Bonghi. A 18 anni decisi di imparare a suonare i bonghi. Nulla di strano, fa parte del normale processo formativo di un qualsiasi ragazzo milanese, cattolico, di buona famiglia, amante della natura e dell’aria aperta con una ristretta cerchia di amici fumati fino al duodeno.
La prima cosa da fare era procurarmi i bonghi. La fiera di Senigallia è da sempre il luogo deputato per l’acquisto di “Beni di cui poi ci si pente di averli comprati”. Il venditore di bonghi e altra utensileria da storditi è un pugliese cicciotto con i dread biondi a coronare la piazza pelata che ricorda vagamente Frengo. “Sono originali africani – mi assicura – vengono dal Congo”. Mentre con fare esperto accarezzo la pelle rugosa di un jambè, accorgendomi in seguito che era la testa di un bimbo sudamericano macrocefalo, lui raddoppia: “Li vado a prendere io personalmente tutti i venerdì, parto al mattino, torno la sera e il sabato li vendo, sono bonghi freschissimi!”. Obietto che il Congo non è proprio un viaggio da poter fare in giornata, ma lui spiega: “C’è il fuso orario”.
Insisto, il Congo si trova a sud, molto a sud e il fuso orario è di al massimo un paio d’ore, avanti o indietro, ora non so, ma non tale da poter giustificare un viaggio andata e ritorno in giornata Linate/Brazzaville. Il rastafari leccese si altera: “Cazzo sei, uno sbirro? Un giornalista? Tu fai troppe domande per voler solo comprare dei bonghi. Io faccio un lavoro onesto, se non li vuoi comprare vai a farti un giro”.

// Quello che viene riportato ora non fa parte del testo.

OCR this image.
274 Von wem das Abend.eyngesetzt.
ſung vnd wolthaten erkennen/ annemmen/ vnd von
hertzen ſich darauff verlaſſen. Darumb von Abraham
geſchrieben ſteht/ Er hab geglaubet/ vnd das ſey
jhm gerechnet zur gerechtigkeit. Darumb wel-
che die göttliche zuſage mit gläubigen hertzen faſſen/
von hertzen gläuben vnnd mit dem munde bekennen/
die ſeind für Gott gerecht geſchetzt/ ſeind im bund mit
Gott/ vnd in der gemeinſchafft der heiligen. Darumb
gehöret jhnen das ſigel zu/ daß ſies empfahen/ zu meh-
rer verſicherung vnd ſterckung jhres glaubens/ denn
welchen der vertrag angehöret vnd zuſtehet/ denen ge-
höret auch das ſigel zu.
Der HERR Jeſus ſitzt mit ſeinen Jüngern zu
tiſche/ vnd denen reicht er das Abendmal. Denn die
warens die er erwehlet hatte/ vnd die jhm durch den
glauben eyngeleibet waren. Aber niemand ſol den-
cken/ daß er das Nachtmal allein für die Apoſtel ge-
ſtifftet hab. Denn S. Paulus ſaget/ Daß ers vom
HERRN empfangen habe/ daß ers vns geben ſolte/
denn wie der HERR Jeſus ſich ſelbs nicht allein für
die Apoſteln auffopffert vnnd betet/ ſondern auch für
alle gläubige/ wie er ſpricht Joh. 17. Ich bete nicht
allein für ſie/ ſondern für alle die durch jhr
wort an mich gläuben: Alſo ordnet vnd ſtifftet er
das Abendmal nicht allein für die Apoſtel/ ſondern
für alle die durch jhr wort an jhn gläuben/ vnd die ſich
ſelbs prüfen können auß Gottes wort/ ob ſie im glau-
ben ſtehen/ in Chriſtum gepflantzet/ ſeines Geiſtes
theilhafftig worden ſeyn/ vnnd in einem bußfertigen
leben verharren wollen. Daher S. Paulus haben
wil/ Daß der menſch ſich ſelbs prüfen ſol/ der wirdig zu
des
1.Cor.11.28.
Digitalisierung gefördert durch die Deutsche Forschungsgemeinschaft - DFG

Tiro fuori le 20mila lire e me ne torno a casa felice. So che avrei dovuto cercare un insegnante di bonghi, ma gli unici due che conoscevo erano gli inseparabili gemelli Guzzoni, di Baggio. Il problema era che uno stava dentro a San Vittore per spaccio e l’altro lo aspettava fuori sulle panchine di Piazzale Aquileia da sei mesi e non aveva la minima intenzione di muoversi da lì. Insieme, uno fuori e l’altro dentro, facevano dei duetti di percussioni che si sentivano da Piazzale Baracca fino a Sant’Ambrogio. Il problema era che se quei due non si fumavano almeno tre canne di Libano rosso suonavano da schifo e, mentre quello fuori era sempre strafatto e teneva tutti i ritmi, il gemello in carcere, non potendo fumare, andava talmente fuori tempo da aver spinto al suicidio 3 ricettatori senegalesi, due falsari di Rozzano e un albanese arrestato per furto che sarebbe uscito da lì a poche settimane. Il direttore del carcere pensava addirittura di prolungargli la pena per risolvere il problema del sovraffollamento.
Io, però, dovevo imparare a suonare, altrimenti come avrei passato il tempo, mentre tutti i miei amici limonavano sul prato del parco di Trenno? Decisi così di provare da solo accompagnando tutte le canzoni del repertorio classico dello sconvoltone professionista, da Jackson Browne a Bob Dylan. Mi chiusi in cameretta armato di stereo, bonghi, 28 cassette da 120 e tre etti di Afgano nero, dalle 18 di sabato alle 22 di domenica. In sequenza riuscii a: far piangere la donna di No woman no cry di Bob Marley, sterilizzare il gatto di casa, murare viva una coppietta che si faceva un giro nel Tunnel of Love dei Dire Straits, far chiudere l’Hotel California degli Eagles, Roxanne dei Police ha smesso di prostituirsi per cominciare a farsi pesantemente, far tornare in bianco e nero il televisore a colori nuovo, invecchiare di 14 anni Nicoletta Orsomando mandandola in pensione anticipata e far bestemmiare mia madre per ben 10 minuti consecutivi rendendo vana l’ora e mezza di novena e rosario da cui era appena tornata. La quale madre, credendomi posseduto, sfondò la porta brandendo un rarissimo crocifisso preso a Loreto nell‘82 per la vittoria dell’Italia ai mondiali di Spagna con il Cristo in croce che urla alla Tardelli.
Optò, più razionalmente, per una visita dal dottore di famiglia il giorno seguente.
Il dottore, un vecchio mattacchione, appena mi vide capì subito e ridendo disse a mia madre: “È una malattia molto rara, si tratta di “Ritmo nel sangue”.
Meno male, pensai, per un attimo ho avuto paura si trattasse di una Duna.